If an argument has no annotation, object is returned and so, regardless of
the argument passed, isinstance(arg, object) evaluates to True"""
#wraps(f) # say that test_types is wrapping f
def test_types(*args, **kwargs):
# Loop through the positional args, get their name and check the type
for i in range(len(args)):
# function.__code__.co_varnames is a tuple with the names of the
##arguments in the order they are in the function def statement
var_name = f.__code__.co_varnames[i]
if not(isinstance(args[i], f.__annotations__.get(var_name, object))):
raise TypeError("Bad type for function argument named '{}'".format(var_name))
# Loop through the named args, get their value and check the type
for key in kwargs.keys():
if not(isinstance(kwargs[key], f.__annotations__.get(key, object))):
raise TypeError("Bad type for function argument named '{}'".format(key))
return f(*args, **kwargs)
return test_types
Supposedly, everything is alright until now. Both the wraps and the ensure_types are supposed to be used as decorators. The problem comes when I defined a third decorator, debug_dec that is supposed to print to the console when a function is called and its arguments. The function:
def debug_dec(f):
"""Does some annoying printing for debugging purposes"""
#wraps(f)
def profiler(*args, **kwargs):
print("{} function called:".format(f.__name__))
print("\tArgs: {}".format(args))
print("\tKwargs: {}".format(kwargs))
return f(*args, **kwargs)
return profiler
That also works cooly. The problem comes when I try to use debug_dec and ensure_types at the same time.
#ensure_types
#debug_dec
def testing(x: str, y: str = "lol"):
print(x)
print(y)
testing("hahaha", 3) # raises no TypeError as expected
But if I change the order with which the decorators are called, it works just fine.
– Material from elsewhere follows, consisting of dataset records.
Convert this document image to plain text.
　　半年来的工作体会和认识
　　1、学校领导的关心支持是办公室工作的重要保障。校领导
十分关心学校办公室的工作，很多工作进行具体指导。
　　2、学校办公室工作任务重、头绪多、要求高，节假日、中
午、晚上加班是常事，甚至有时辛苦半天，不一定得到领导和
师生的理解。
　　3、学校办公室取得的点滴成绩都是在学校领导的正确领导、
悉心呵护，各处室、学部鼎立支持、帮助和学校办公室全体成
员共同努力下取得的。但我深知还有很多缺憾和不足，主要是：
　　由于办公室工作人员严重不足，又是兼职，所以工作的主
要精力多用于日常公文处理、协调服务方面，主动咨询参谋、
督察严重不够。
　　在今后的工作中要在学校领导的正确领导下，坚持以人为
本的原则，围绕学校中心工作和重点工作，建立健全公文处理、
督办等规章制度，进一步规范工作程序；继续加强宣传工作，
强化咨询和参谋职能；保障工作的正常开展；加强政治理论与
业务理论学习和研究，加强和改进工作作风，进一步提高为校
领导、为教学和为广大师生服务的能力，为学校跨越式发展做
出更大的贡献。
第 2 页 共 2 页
Can someone please help me understand what is going wrong, and if is there any way of solving the problem besides swapping those two lines?
EDIT
If I add the lines:
print(testing.__annotations__)
print(testing.__code__.co_varnames)
The output is as follows:
#{'y': <class 'str'>, 'x': <class 'str'>}
#('args', 'kwargs', 'i', 'var_name', 'key')
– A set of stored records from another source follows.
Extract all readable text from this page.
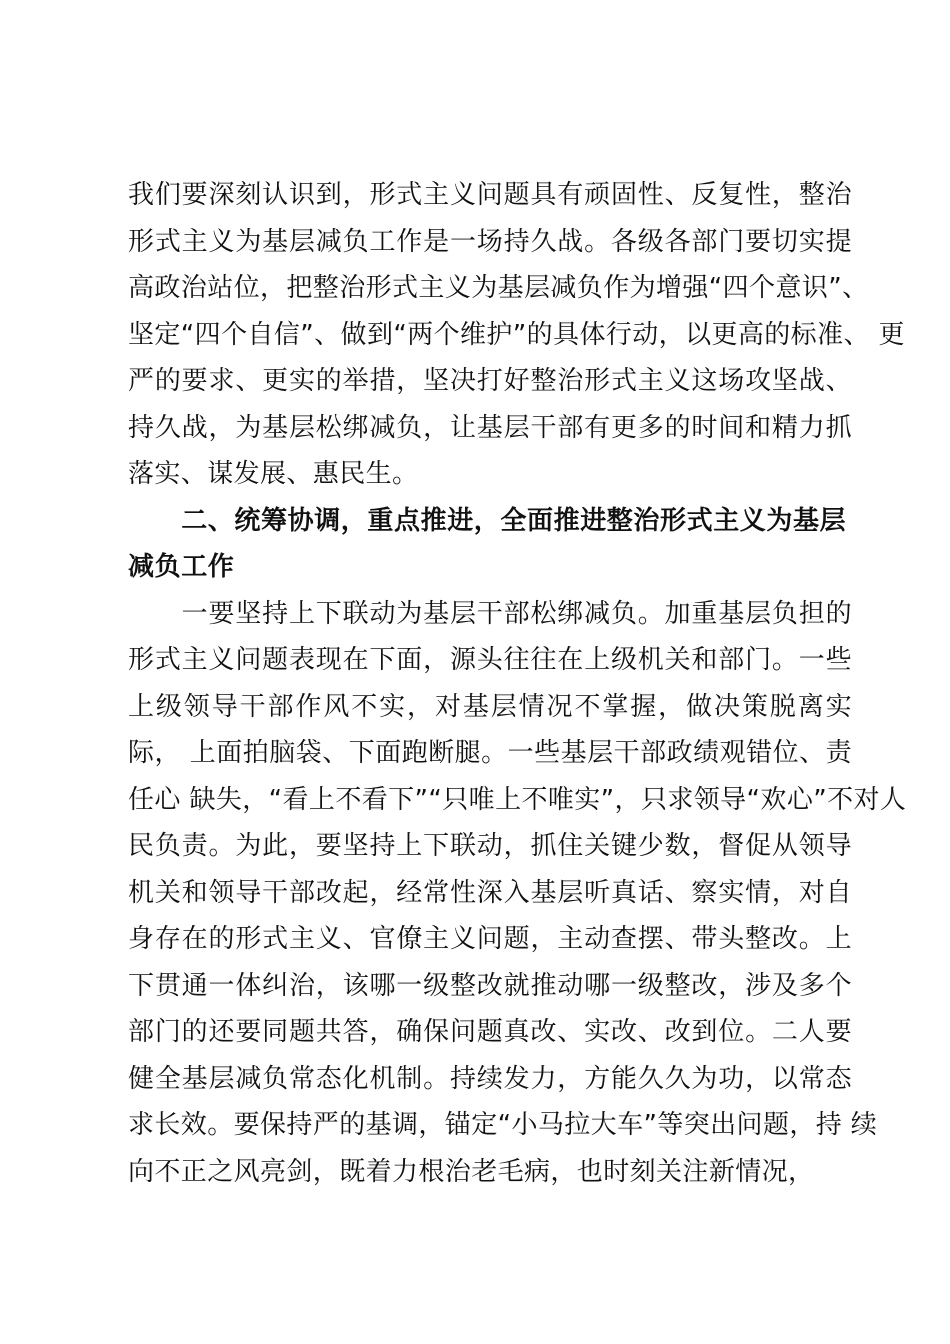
我们要深刻认识到，形式主义问题具有顽固性、反复性，整治
形式主义为基层减负工作是一场持久战。各级各部门要切实提
高政治站位，把整治形式主义为基层减负作为增强“四个意识”、
坚定“四个自信”、做到“两个维护”的具体行动，以更高的标准、 更
严的要求、更实的举措，坚决打好整治形式主义这场攻坚战、
持久战，为基层松绑减负，让基层干部有更多的时间和精力抓
落实、谋发展、惠民生。
　　二、统筹协调，重点推进，全面推进整治形式主义为基层
减负工作
　　一要坚持上下联动为基层干部松绑减负。加重基层负担的
形式主义问题表现在下面，源头往往在上级机关和部门。一些
上级领导干部作风不实，对基层情况不掌握，做决策脱离实
际， 上面拍脑袋、下面跑断腿。一些基层干部政绩观错位、责
任心 缺失，“看上不看下”“只唯上不唯实”，只求领导“欢心”不对人
民负责。为此，要坚持上下联动，抓住关键少数，督促从领导
机关和领导干部改起，经常性深入基层听真话、察实情，对自
身存在的形式主义、官僚主义问题，主动查摆、带头整改。上
下贯通一体纠治，该哪一级整改就推动哪一级整改，涉及多个
部门的还要同题共答，确保问题真改、实改、改到位。二人要
健全基层减负常态化机制。持续发力，方能久久为功，以常态
求长效。要保持严的基调，锚定“小马拉大车”等突出问题，持 续
向不正之风亮剑，既着力根治老毛病，也时刻关注新情况，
Although wraps maintains the annotations, it doesn't maintain the function signature. You see this when you print out the co_varnames. Since ensure_types does its checking by comparing the names of the arguments with the names in the annotation dict, it fails to match them up, because the wrapped function has no arguments named x and y (it just accepts generic *args and **kwargs).
You could try using the decorator module, which lets you write decorators that act like functools.wrap but also preserve the function signature (including annotations).
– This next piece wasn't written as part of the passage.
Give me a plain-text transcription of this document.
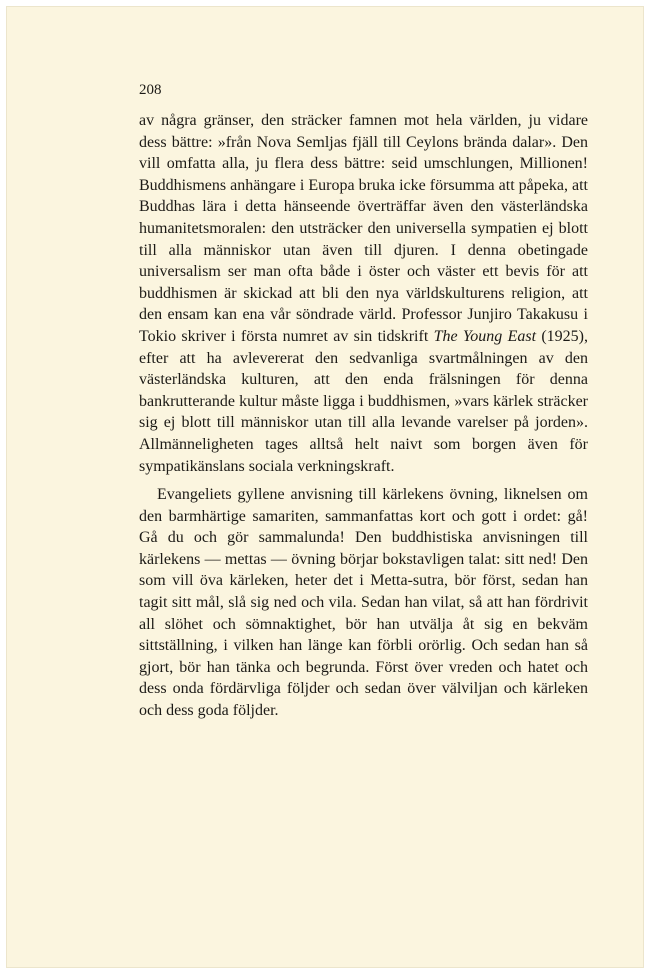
208

av några gränser, den sträcker famnen mot hela världen, ju vidare dess bättre: »från Nova Semljas fjäll till Ceylons brända dalar». Den vill omfatta alla, ju flera dess bättre: seid umschlungen, Millionen! Buddhismens anhängare i Europa bruka icke försumma att påpeka, att Buddhas lära i detta hänseende överträffar även den västerländska humanitetsmoralen: den utsträcker den universella sympatien ej blott till alla människor utan även till djuren. I denna obetingade universalism ser man ofta både i öster och väster ett bevis för att buddhismen är skickad att bli den nya världskulturens religion, att den ensam kan ena vår söndrade värld. Professor Junjiro Takakusu i Tokio skriver i första numret av sin tidskrift The Young East (1925), efter att ha avlevererat den sedvanliga svartmålningen av den västerländska kulturen, att den enda frälsningen för denna bankrutterande kultur måste ligga i buddhismen, »vars kärlek sträcker sig ej blott till människor utan till alla levande varelser på jorden». Allmänneligheten tages alltså helt naivt som borgen även för sympatikänslans sociala verkningskraft.

Evangeliets gyllene anvisning till kärlekens övning, liknelsen om den barmhärtige samariten, sammanfattas kort och gott i ordet: gå! Gå du och gör sammalunda! Den buddhistiska anvisningen till kärlekens — mettas — övning börjar bokstavligen talat: sitt ned! Den som vill öva kärleken, heter det i Metta-sutra, bör först, sedan han tagit sitt mål, slå sig ned och vila. Sedan han vilat, så att han fördrivit all slöhet och sömnaktighet, bör han utvälja åt sig en bekväm sittställning, i vilken han länge kan förbli orörlig. Och sedan han så gjort, bör han tänka och begrunda. Först över vreden och hatet och dess onda fördärvliga följder och sedan över välviljan och kärleken och dess goda följder.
There is probably also a way to make it work "manually", but it would be a bit of a pain. Basically what you would have to do is have wraps store the original functions argspec (the names of its arguments), then have ensure_dict use this stored argspec instead of the wrapper's argspec in checking the types. Essentially your decorators would pass the argspec in parallel with the wrapped functions. However, using decorator is probably easier.